Words like pot, kettle, and black immediately spring to mind.

Muggie van Staden is MD of Obsidian Systems.

This could potentially result in Samsung having to pay Apple more than $1 billion in damages and having to remove some of its 'offending' products from the marketplace. Obviously, Apple is happy and Samsung is a bit upset, saying this will lead to less innovation, competition, and choice for consumers.

But, can there even be a winner when this field of law makes even less sense than advanced metallurgy would have done in the Stone Age?

This is my design

Let's look at some of the offending patents.

Consider Design Patent 087 and Design Patent 677 regarding the ornamental design of the iPhone white colour and the iPhone black colour respectively. And throw in Design Patent 889 regarding the iPad design for good measure. While Apple successfully won the patents regarding the iPhone design, the jury ruled that when it comes to tablets, the Samsung devices did not infringe on any patents. Although I reckon Moses would probably have had a thing or two to say on Apple patenting the design of a tablet that is flat with rounded corners.

The point is that when companies can get away with patenting the shape and design of a phone, then people should sit up and take notice. After all, put five smartphones - in a similar price category from different manufacturers - next to one another, and look for similarities. Pretty soon, Apple might even start claiming patent rights on the design of a laptop.

Then there is Utility Patent 381 that refers to the rubber-band effect when a page 'bounces' when a user scrolls to the bottom. The jury found that Samsung violated this patent on 21 of its phone models. The funny thing is that there are two previously released devices to the iPhone that featured the same technology that Apple received a patent for. Words like pot, kettle, and black immediately spring to mind.

After all, one of the more famous technology industry stories is how, in the early 80s, Apple was 'inspired' by the Xerox Star, which showed little drawings of things (let's call them icons) on a screen that did various things when a pointer was moved over them. Funnily enough, this pointer relied on a device (not a keyboard) to move it around on-screen. Even more strangely is that when a user clicked on the icon with the device (let's call it a mouse), the computer started running programmes.

Don't hate the player

But let's be fair to Apple. It is only playing the game as it was designed to be played. Yet, one cannot help but feel that certain things should not be patentable and should not be enforced by law for the greater good of innovation and competition. As it stands, there is the letter of the law, the spirit of the law, and then those who have the most money and biggest pile of patents who win.

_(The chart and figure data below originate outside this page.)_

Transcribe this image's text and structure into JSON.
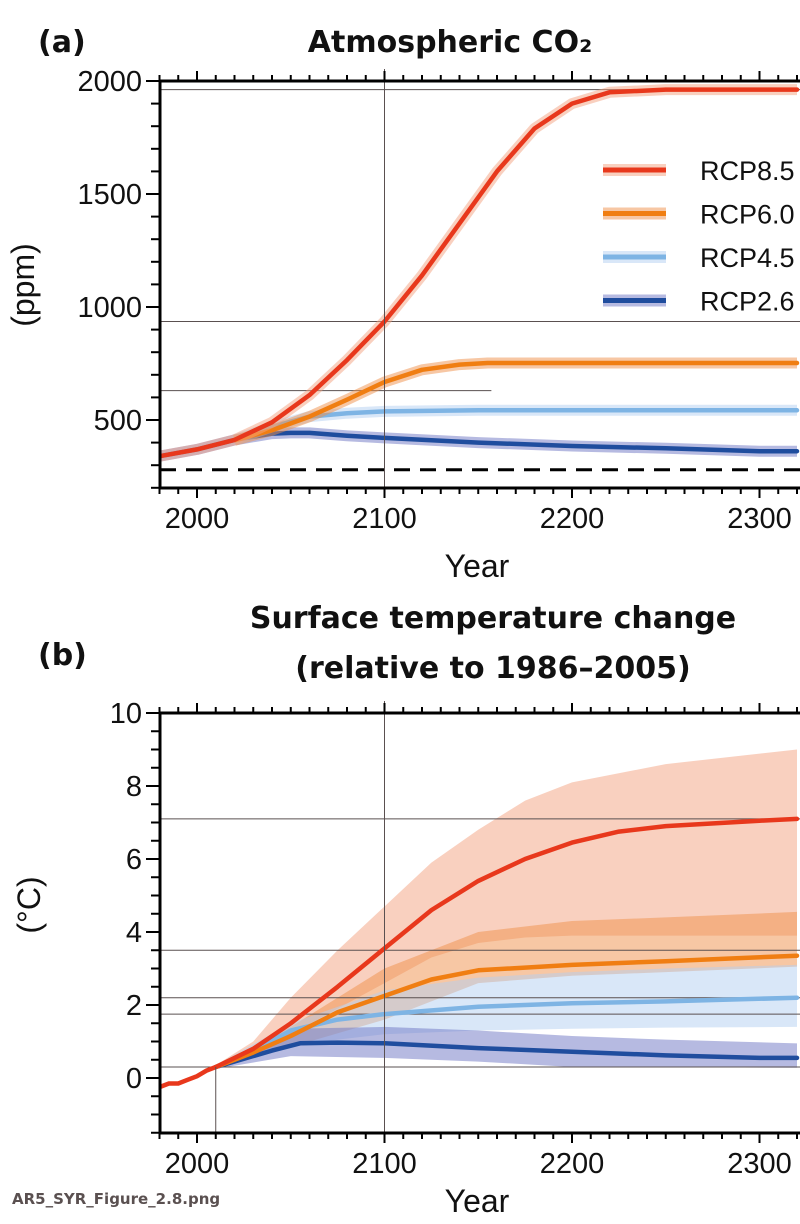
{
  "caption": "AR5_SYR_Figure_2.8.png",
  "colors": {
    "RCP8.5": "#e8381c",
    "RCP6.0": "#f07e12",
    "RCP4.5": "#7eb4e4",
    "RCP2.6": "#1f4d9e"
  },
  "band_colors": {
    "RCP8.5": "#f4a27f",
    "RCP6.0": "#f0904a",
    "RCP4.5": "#b3cff2",
    "RCP2.6": "#6d75c4"
  },
  "chart_data": [
    {
      "panel": "(a)",
      "type": "line",
      "title": "Atmospheric CO₂",
      "xlabel": "Year",
      "ylabel": "(ppm)",
      "xlim": [
        1980,
        2320
      ],
      "ylim": [
        200,
        2000
      ],
      "xticks": [
        2000,
        2100,
        2200,
        2300
      ],
      "yticks": [
        500,
        1000,
        1500,
        2000
      ],
      "legend": {
        "placement": "right",
        "entries": [
          "RCP8.5",
          "RCP6.0",
          "RCP4.5",
          "RCP2.6"
        ]
      },
      "preindustrial_dashed": 280,
      "reference_lines": {
        "horizontal": [
          1962,
          936,
          630
        ],
        "vertical": [
          2100
        ]
      },
      "series": [
        {
          "name": "RCP8.5",
          "x": [
            1980,
            2000,
            2020,
            2040,
            2060,
            2080,
            2100,
            2120,
            2140,
            2160,
            2180,
            2200,
            2220,
            2250,
            2320
          ],
          "y": [
            340,
            370,
            412,
            490,
            610,
            765,
            936,
            1140,
            1370,
            1600,
            1790,
            1900,
            1950,
            1962,
            1962
          ]
        },
        {
          "name": "RCP6.0",
          "x": [
            2020,
            2040,
            2060,
            2080,
            2100,
            2120,
            2140,
            2155,
            2320
          ],
          "y": [
            410,
            455,
            515,
            590,
            668,
            722,
            745,
            752,
            752
          ]
        },
        {
          "name": "RCP4.5",
          "x": [
            2020,
            2040,
            2060,
            2080,
            2100,
            2150,
            2320
          ],
          "y": [
            412,
            470,
            515,
            530,
            538,
            543,
            543
          ]
        },
        {
          "name": "RCP2.6",
          "x": [
            1980,
            2000,
            2020,
            2040,
            2050,
            2060,
            2080,
            2100,
            2150,
            2200,
            2250,
            2300,
            2320
          ],
          "y": [
            340,
            370,
            412,
            440,
            443,
            443,
            430,
            421,
            400,
            385,
            375,
            362,
            362
          ]
        }
      ]
    },
    {
      "panel": "(b)",
      "type": "line",
      "title": "Surface temperature change",
      "subtitle": "(relative to 1986–2005)",
      "xlabel": "Year",
      "ylabel": "(°C)",
      "xlim": [
        1980,
        2320
      ],
      "ylim": [
        -1.5,
        10
      ],
      "xticks": [
        2000,
        2100,
        2200,
        2300
      ],
      "yticks": [
        0,
        2,
        4,
        6,
        8,
        10
      ],
      "reference_lines": {
        "horizontal": [
          7.1,
          3.5,
          2.2,
          1.75,
          0.3
        ],
        "vertical": [
          2010,
          2100
        ]
      },
      "historical": {
        "x": [
          1980,
          1985,
          1990,
          1995,
          2000,
          2005,
          2010
        ],
        "y": [
          -0.25,
          -0.15,
          -0.15,
          -0.05,
          0.05,
          0.2,
          0.3
        ]
      },
      "series": [
        {
          "name": "RCP8.5",
          "x": [
            2010,
            2030,
            2050,
            2075,
            2100,
            2125,
            2150,
            2175,
            2200,
            2225,
            2250,
            2300,
            2320
          ],
          "y": [
            0.3,
            0.8,
            1.5,
            2.5,
            3.55,
            4.6,
            5.4,
            6.0,
            6.45,
            6.75,
            6.9,
            7.05,
            7.1
          ],
          "band_x": [
            2010,
            2030,
            2050,
            2075,
            2100,
            2125,
            2150,
            2175,
            2200,
            2250,
            2320
          ],
          "band_upper": [
            0.35,
            1.0,
            2.2,
            3.5,
            4.7,
            5.9,
            6.8,
            7.6,
            8.1,
            8.6,
            9.0
          ],
          "band_lower": [
            0.25,
            0.6,
            1.2,
            1.9,
            2.6,
            3.3,
            3.7,
            3.85,
            3.9,
            3.9,
            3.9
          ]
        },
        {
          "name": "RCP6.0",
          "x": [
            2010,
            2030,
            2050,
            2075,
            2100,
            2125,
            2150,
            2200,
            2250,
            2320
          ],
          "y": [
            0.3,
            0.7,
            1.15,
            1.8,
            2.25,
            2.7,
            2.95,
            3.1,
            3.2,
            3.35
          ],
          "band_x": [
            2010,
            2050,
            2100,
            2150,
            2200,
            2250,
            2320
          ],
          "band_upper": [
            0.35,
            1.4,
            3.0,
            4.0,
            4.3,
            4.4,
            4.55
          ],
          "band_lower": [
            0.25,
            0.85,
            1.6,
            2.6,
            2.8,
            2.9,
            3.05
          ]
        },
        {
          "name": "RCP4.5",
          "x": [
            2010,
            2030,
            2050,
            2075,
            2100,
            2150,
            2200,
            2250,
            2320
          ],
          "y": [
            0.3,
            0.75,
            1.3,
            1.6,
            1.75,
            1.95,
            2.05,
            2.1,
            2.2
          ],
          "band_x": [
            2010,
            2050,
            2100,
            2150,
            2200,
            2250,
            2320
          ],
          "band_upper": [
            0.35,
            1.5,
            2.4,
            2.75,
            2.9,
            3.0,
            3.1
          ],
          "band_lower": [
            0.25,
            0.9,
            1.2,
            1.3,
            1.35,
            1.38,
            1.4
          ]
        },
        {
          "name": "RCP2.6",
          "x": [
            2010,
            2040,
            2055,
            2075,
            2100,
            2150,
            2200,
            2250,
            2300,
            2320
          ],
          "y": [
            0.3,
            0.75,
            0.95,
            0.97,
            0.95,
            0.82,
            0.72,
            0.62,
            0.55,
            0.55
          ],
          "band_x": [
            2010,
            2050,
            2100,
            2150,
            2200,
            2250,
            2320
          ],
          "band_upper": [
            0.35,
            1.35,
            1.4,
            1.3,
            1.15,
            1.05,
            0.95
          ],
          "band_lower": [
            0.25,
            0.6,
            0.55,
            0.45,
            0.3,
            0.3,
            0.28
          ]
        }
      ]
    }
  ]
}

All of this is quite novel to the open source world. Here, if someone has a great idea, they put it out there for everybody to see, get inspired by it, and even make it better. It is not a case of spending a fortune to secure a patent just to avoid a competitor from stealing, copying, getting inspired by it. Time will tell what impact the Apple and Samsung case will have on the industry. But, now is a good a time as any to start pushing open source practices and doing things right for a change.